The thesis presented in this report has been made on behalf of Scania and their basic frame design department with the subject to solve an implementation of a weight sensing system in the chassis. The system is supposed to be implemented in the seat springs, and the reason for this is that all the force will have to go through the weight sensing transducers. With all the force going through the transducers the weight sensing system will not be sensitive for the differences in tolerances from manufacturing. The transducers could be pre-calibrated to avoid a calibration of the whole vehicle after it’s completed from the manufacturing line.

Weight sensing systems is today a reality in trucks with air springs. Complete systems is also sold in the big aftermarket for trucks. None of Scanias competitors have a solution for this as of today.

The thesis was from start limited to only process the BT-301S bogie. A system will likely be easy to adapt to the other bogies with small modifications.

Through the thesis possible problems are illuminated to understand the function and make a properly working weight sensing system. In the present bogie system the main problem for a proper function is the frictional forces that appears in the surface between the spring and the spring seat. 

In the report a proposition with a rubber part between the spring and the spring seat is introduced, with the idea to get around the known problems with the frictional forces. The rubber itself does produce a reaction force when deformed, but the forces could through simulation be known, and hence compensated for. A rubber part under the spring would result in a contact surface much higher than today. A new spring, or a new version of the spring, will be needed for this solution to work.

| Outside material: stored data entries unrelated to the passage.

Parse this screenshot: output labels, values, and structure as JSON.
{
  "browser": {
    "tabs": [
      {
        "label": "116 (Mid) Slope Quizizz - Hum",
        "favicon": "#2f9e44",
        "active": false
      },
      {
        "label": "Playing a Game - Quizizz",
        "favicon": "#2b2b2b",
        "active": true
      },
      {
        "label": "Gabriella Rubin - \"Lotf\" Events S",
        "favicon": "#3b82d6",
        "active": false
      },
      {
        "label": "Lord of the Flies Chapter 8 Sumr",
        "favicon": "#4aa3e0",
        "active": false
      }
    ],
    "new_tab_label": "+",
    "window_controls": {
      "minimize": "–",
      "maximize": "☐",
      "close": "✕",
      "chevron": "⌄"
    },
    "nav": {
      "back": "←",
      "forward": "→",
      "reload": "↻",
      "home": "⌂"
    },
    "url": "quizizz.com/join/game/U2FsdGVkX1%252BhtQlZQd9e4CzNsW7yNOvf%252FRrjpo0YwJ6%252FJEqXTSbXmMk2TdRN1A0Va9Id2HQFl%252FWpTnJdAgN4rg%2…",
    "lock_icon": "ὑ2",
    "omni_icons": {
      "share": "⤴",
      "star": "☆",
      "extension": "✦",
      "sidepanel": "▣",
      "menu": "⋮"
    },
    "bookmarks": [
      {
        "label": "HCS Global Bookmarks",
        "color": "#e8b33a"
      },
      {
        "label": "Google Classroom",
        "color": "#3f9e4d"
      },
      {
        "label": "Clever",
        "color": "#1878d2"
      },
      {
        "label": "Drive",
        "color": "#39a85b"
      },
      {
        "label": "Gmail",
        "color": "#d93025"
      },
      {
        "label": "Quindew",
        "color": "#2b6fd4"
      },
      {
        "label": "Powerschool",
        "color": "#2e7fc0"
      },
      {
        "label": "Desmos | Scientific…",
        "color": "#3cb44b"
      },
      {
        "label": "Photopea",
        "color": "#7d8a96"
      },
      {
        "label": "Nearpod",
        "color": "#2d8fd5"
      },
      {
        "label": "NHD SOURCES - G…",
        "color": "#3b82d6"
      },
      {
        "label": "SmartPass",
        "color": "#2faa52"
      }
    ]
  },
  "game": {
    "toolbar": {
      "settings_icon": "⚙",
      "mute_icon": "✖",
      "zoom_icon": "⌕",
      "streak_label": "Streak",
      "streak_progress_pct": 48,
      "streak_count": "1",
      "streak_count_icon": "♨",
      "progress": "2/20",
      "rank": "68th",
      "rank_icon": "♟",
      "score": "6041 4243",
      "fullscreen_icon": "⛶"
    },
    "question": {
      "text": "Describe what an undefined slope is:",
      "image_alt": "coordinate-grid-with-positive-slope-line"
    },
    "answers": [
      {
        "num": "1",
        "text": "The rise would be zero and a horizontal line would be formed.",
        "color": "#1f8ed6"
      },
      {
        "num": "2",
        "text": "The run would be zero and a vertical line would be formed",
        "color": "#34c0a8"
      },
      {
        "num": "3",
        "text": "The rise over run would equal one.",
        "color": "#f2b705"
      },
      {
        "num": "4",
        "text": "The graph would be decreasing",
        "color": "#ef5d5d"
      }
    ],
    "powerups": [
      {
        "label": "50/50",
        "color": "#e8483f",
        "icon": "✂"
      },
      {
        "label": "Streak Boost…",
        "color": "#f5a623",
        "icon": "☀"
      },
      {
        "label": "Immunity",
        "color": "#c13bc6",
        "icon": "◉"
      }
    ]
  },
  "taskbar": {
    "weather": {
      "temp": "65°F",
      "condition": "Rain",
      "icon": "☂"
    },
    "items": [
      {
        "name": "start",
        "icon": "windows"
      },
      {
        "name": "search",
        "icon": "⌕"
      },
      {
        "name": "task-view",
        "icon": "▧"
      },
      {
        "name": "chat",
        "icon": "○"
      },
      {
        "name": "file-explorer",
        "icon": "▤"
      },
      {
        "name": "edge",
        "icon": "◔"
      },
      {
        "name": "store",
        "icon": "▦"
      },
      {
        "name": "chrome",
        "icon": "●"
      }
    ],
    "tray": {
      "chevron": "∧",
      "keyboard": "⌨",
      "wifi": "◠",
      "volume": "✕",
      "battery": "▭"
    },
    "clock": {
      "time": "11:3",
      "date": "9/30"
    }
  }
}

For the work to come, Scania need to decide what precision the weight sensing system need. But smaller decisions like the size and stiffness for the rubber part will also be needed. This thesis has only dealt with the bogie, but in a close future, the front axles need to be done. Much can likely be carried over from this thesis for that.

A weight sensing might be possible to implement, but with what precision at uneven ground? Most likely will the variation in load on the transducers be too much. An approximation for the precision with a total span of 7% is realistic.